Personally, in favor of it. I went to acupuncture school. They made it seem like we will easily make 6 figures. I know very, very few of my colleagues making this a few years into this profession, some have quit completely. School cost $160k all said and done (housing costs went up a ton where I was living over the 12 semesters of graduate level study - I did this in 4 years). There are almost no scholarships for acupuncture school (I did get one, that was $1k). I went to a just under mid priced school. I applied for thousands of jobs in the time I lived in that city, the only ones I got were minimum wage, and I couldn't work full-time.
I am hustling my butt off at personal risk and due to that, am taking jobs others wouldn't due to feeling unsafe. I am happy to do this so far, providing care is important to me, and I work at a combo of affordable clinics and inner city clinics where it's pretty much unheard of to have an acupuncturist (accident/injury type ones, they aren't paying out of pocket). I am now enroute to make $50k this year at least if not more (hard to say, some stuff is compensation based and shut downs have started here again). This is a massive income jump for me compared to the last few years.

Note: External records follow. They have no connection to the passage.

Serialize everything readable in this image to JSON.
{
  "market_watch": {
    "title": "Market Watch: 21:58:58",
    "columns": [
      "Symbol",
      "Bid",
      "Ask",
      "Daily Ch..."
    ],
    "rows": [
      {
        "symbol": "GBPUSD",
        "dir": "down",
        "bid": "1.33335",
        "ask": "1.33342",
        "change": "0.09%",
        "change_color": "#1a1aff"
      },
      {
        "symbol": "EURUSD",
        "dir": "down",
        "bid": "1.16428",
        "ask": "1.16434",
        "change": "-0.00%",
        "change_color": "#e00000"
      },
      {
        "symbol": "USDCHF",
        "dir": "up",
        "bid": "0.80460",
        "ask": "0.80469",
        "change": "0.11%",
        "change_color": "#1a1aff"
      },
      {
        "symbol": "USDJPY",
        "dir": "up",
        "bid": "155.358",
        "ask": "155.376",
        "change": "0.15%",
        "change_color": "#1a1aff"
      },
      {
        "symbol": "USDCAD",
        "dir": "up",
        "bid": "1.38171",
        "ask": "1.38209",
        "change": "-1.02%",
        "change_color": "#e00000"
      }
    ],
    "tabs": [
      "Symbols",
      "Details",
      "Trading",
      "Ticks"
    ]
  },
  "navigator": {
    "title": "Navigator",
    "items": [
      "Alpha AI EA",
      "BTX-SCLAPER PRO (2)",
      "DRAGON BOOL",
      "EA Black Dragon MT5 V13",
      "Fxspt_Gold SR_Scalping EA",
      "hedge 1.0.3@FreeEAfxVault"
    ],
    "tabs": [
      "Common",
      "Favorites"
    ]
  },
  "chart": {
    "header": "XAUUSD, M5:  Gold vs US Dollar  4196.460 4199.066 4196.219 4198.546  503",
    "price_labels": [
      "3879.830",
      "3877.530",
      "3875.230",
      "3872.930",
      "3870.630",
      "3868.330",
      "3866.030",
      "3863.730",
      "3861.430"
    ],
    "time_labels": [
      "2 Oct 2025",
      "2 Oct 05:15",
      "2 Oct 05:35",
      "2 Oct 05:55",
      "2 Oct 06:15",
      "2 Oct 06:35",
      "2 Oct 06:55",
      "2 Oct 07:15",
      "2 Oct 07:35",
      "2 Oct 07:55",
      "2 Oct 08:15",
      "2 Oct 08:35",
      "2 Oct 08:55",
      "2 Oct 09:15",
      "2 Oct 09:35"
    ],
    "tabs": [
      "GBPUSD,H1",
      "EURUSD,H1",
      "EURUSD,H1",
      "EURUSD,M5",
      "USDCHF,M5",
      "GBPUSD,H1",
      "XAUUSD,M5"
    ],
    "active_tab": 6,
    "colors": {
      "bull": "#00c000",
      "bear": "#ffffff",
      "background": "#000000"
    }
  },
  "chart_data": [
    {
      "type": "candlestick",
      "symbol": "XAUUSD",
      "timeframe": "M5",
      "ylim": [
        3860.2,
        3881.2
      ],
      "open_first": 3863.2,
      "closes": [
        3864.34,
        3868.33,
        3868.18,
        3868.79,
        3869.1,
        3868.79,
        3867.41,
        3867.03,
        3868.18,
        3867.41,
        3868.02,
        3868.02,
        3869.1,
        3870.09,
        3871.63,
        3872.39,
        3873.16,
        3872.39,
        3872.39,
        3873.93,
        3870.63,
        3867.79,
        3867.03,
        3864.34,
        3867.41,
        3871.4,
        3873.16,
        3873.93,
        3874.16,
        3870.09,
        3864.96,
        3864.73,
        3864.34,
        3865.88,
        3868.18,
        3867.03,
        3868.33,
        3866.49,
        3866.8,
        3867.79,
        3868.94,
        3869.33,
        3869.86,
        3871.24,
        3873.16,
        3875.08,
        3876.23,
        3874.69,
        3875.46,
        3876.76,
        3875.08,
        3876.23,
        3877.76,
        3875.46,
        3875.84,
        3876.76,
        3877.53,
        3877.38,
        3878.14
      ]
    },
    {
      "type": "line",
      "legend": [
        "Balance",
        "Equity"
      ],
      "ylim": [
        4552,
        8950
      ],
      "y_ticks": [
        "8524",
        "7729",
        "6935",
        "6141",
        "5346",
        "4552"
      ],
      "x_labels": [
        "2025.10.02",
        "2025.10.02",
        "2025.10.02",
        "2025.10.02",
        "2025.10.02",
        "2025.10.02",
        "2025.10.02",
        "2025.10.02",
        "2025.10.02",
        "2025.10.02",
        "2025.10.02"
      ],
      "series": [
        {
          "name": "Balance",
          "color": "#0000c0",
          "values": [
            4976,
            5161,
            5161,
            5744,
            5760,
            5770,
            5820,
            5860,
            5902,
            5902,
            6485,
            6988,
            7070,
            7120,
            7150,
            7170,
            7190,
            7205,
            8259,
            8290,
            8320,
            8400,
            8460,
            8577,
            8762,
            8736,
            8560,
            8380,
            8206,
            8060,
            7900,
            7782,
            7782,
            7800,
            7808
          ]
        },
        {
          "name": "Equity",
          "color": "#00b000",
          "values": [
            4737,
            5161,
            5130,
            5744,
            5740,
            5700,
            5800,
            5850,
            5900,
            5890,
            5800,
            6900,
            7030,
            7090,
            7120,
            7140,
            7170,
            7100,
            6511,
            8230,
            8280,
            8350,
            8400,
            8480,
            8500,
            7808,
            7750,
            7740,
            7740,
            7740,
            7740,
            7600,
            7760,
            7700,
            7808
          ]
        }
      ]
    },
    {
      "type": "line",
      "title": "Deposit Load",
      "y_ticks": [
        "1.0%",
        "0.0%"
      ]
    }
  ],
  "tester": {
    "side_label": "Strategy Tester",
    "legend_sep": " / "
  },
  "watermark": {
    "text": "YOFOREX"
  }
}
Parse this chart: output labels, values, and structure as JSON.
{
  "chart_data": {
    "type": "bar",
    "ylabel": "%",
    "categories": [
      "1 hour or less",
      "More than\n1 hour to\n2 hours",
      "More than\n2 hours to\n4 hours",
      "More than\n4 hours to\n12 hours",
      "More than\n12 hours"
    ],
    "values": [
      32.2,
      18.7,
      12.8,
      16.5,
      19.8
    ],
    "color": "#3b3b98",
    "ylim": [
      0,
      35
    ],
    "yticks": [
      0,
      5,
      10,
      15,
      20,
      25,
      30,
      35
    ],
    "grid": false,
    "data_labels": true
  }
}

I also used to be a musician full-time. I went to school on full scholarship, but I don't think people should be blamed for a hard sell (I know A LOT of people who went to the expensive conservatories, and DID end up with jobs). People I knew were hustling how they could, and paying their bills, not dipping out. So few people are working right now. I'm so grateful I play an instrument it's possible to play outside all year long. An entire industry is shut down. There are plenty of other fields that have been shut down. $50k to be honest is a drop in the bucket for a lot of these educated folks that have a lot to add to our culture. How come big biz can get it but not other fields like medicine (especially the lower paying fields), arts, music, education?
I also don't understand this idea of students are using their loans for iphones/expensive eating out and stuff. This was not what I observed in school except in acupuncture school for those students who were paying out of pocket/had a lot of cash from previous careers. If anything people were living on nothing in order to save up for: 1. Music school: audition fees/travel expenses, instruments, music, other supplies) 2. Acupuncture school: board exam fees, licensing fees/certifications, clinic start up supplies.
I will admit full disclosure- I lived VERY frugally during acupuncture school, saved my work-study money and side music gig money to the tune of $9k, travelled for a year in between. But I did some volunteering programs in acupuncture during that time, as well as some long hikes, lost 35lbs, got in physical/mental shape I was ready to really treat people. When I moved back to civilization I was immediately offered work due to having some experience. Very few "jobs" in acupuncture (tho this is changing!)- and almost all want experience, but how do you get it? Have to start your own clinic, get lucky with knowing someone, or do something like what I did.
I also would be happy to support some program where the forgiveness is not taxable or minimally taxable at the end, or to expand PSLF to other medical fields like mine that are not currently included. also to give partial forgiveness if there is not full-time work available (in my fields it's not, I know that's an issue with a lot of my peers, yes, even teachers in public schools. Arts/music is quite often not full-time and no/few benefits).